Seven Brief Lesson on Physics by Carlo Rovelli outsold Fifty Shades of Grey in Italy, where it was first published, before climbing onto bestseller lists in a multitude of countries. Shortly after embarking on the seventy-eight-page collection of articles-turned-lessons, it becomes increasingly clear why.
Theoretical physicist Carlo Rovelli exaggerates nothing in the second word of the title – “brief” does indeed accurately describe these seven chapters. Yet, it must be considered an impressive feat to have condensed such massive concepts of relativity, quantum mechanics, the cosmos, loop quantum gravity and consciousness into so few pages while offering such clear introductions to each. It follows that the reader is deprived of the detail and in-depth physics to satisfy the curiosity Rovelli so successfully inspires. He is not Richard Feynman, yet. Written to be palatable to the most extreme non-physicist, one singular equation (Einstein’s field equation of general relativity) manages a feature, and this only to demonstrate the beauty of its visual simplicity. Instead, illustrations appear on nine of the pages to gently assist in the reader’s struggle to make sense of “granular space” and “the Big Bounce”.

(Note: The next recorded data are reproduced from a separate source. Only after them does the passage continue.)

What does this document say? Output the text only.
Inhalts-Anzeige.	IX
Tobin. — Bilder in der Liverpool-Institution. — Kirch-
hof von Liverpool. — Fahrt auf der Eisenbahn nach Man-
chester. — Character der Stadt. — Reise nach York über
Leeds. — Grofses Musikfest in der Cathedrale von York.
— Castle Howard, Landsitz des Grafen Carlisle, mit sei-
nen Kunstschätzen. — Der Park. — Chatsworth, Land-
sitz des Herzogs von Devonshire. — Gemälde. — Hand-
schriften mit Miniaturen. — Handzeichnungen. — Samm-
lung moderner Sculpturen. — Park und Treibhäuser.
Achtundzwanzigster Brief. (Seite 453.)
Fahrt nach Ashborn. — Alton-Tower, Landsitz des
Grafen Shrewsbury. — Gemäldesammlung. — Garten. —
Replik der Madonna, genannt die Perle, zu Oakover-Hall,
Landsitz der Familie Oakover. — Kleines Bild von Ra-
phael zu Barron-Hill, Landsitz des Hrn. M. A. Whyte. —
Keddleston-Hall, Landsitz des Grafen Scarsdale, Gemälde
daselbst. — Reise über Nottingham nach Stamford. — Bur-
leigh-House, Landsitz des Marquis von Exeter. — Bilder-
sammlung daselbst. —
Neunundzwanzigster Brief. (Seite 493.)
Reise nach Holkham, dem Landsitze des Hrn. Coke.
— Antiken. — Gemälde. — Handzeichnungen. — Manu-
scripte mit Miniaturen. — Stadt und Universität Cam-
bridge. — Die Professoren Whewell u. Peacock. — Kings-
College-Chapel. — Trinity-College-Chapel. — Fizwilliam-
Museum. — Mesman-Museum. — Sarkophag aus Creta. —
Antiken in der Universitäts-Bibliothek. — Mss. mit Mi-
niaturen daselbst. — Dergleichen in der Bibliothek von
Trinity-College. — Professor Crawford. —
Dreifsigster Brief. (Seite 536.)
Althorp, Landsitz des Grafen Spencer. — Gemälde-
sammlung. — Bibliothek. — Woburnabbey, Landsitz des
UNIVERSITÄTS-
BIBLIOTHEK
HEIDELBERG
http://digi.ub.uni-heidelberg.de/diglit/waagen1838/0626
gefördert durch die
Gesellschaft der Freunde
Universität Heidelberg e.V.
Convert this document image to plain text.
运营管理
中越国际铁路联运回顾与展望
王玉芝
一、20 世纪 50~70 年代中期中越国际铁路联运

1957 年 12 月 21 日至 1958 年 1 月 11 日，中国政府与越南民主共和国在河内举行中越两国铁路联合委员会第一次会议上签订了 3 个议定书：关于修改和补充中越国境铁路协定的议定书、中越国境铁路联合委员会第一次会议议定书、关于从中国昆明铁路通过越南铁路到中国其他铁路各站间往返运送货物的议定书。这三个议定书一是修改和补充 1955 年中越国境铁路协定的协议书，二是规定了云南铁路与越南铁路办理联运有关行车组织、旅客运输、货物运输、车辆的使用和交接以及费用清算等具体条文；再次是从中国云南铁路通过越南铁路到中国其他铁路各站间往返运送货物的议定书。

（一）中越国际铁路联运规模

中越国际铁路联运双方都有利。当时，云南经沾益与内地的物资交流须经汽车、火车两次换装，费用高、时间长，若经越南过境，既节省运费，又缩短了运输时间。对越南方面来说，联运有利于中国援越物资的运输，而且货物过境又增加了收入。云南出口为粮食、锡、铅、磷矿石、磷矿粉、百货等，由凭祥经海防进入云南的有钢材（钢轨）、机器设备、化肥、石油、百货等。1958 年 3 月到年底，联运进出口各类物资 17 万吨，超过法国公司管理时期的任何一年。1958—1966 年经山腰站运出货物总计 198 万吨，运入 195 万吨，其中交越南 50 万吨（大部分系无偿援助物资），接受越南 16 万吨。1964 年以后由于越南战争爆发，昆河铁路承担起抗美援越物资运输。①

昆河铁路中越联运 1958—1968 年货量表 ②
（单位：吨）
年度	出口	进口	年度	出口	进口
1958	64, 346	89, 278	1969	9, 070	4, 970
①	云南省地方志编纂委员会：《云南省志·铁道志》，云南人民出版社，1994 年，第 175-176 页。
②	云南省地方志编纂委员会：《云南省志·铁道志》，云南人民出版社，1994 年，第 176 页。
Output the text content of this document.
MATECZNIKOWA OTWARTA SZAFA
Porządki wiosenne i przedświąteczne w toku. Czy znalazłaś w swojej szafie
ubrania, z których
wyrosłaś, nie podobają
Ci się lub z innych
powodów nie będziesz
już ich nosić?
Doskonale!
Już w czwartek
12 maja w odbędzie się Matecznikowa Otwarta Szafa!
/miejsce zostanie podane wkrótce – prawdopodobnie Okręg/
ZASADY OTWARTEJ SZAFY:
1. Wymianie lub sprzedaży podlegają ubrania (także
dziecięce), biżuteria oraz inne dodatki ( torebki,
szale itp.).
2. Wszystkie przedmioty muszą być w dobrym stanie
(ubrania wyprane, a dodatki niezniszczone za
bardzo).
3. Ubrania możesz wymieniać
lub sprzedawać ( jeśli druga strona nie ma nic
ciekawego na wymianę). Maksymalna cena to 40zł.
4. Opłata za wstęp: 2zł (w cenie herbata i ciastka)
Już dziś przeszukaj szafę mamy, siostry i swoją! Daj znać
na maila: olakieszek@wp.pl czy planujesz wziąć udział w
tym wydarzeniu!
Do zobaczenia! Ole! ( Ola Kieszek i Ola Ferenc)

I do, however, take issue with the third word of the title. These chapters feel far from “lessons”, instead seeming almost fictional as Rovelli infuses stories of our mysterious existence with poetic comparisons to music, art, and dance. This is an author who knows his audience, and how to appeal to their aesthetic inclinations. The effort and reward in understanding Reinmann’s mathematics is described as tantamount to that of appreciating a late Beethoven string quartet, and Rovelli withholds no enthusiasm in gushing about the “infinite arabesques of forms which constitute reality”, of which we, humanity, are “merely a flourish among innumerably many such flourishes”.
Scientific-minded or not, Rovelli voices the existential questions asked by all of us lying awake at night: What else is out there on the margins of the cosmos? How did all of this get here? And what is our role as human beings within this “swarm of ephemeral quanta of space and matter”? Upon promising to not to attempt to answer the latter, he devotes a chapter to doing exactly this and offers conciliatory musings of his own as answers. However, do not expect to be continually uplifted by Rovelli’s continual awe at science, as sobering predictions of an end to humanity and civilisation round off an almost rambling conclusion: “I believe that our species will not last long… We belong to a short-lived genus of species…What’s more, we do damage.”. We are made to live and die, as the stars and nature that we find around us and indeed, as Rovelli emphasises, that we belong to, is.
Seven Brief Lessons on Physics is well worth the short amount of time it requires to be read. Indeed, such is the quantity of mind-boggling concepts mentioned that the reader is likely to want to return to it again – especially during a late-night existential crisis.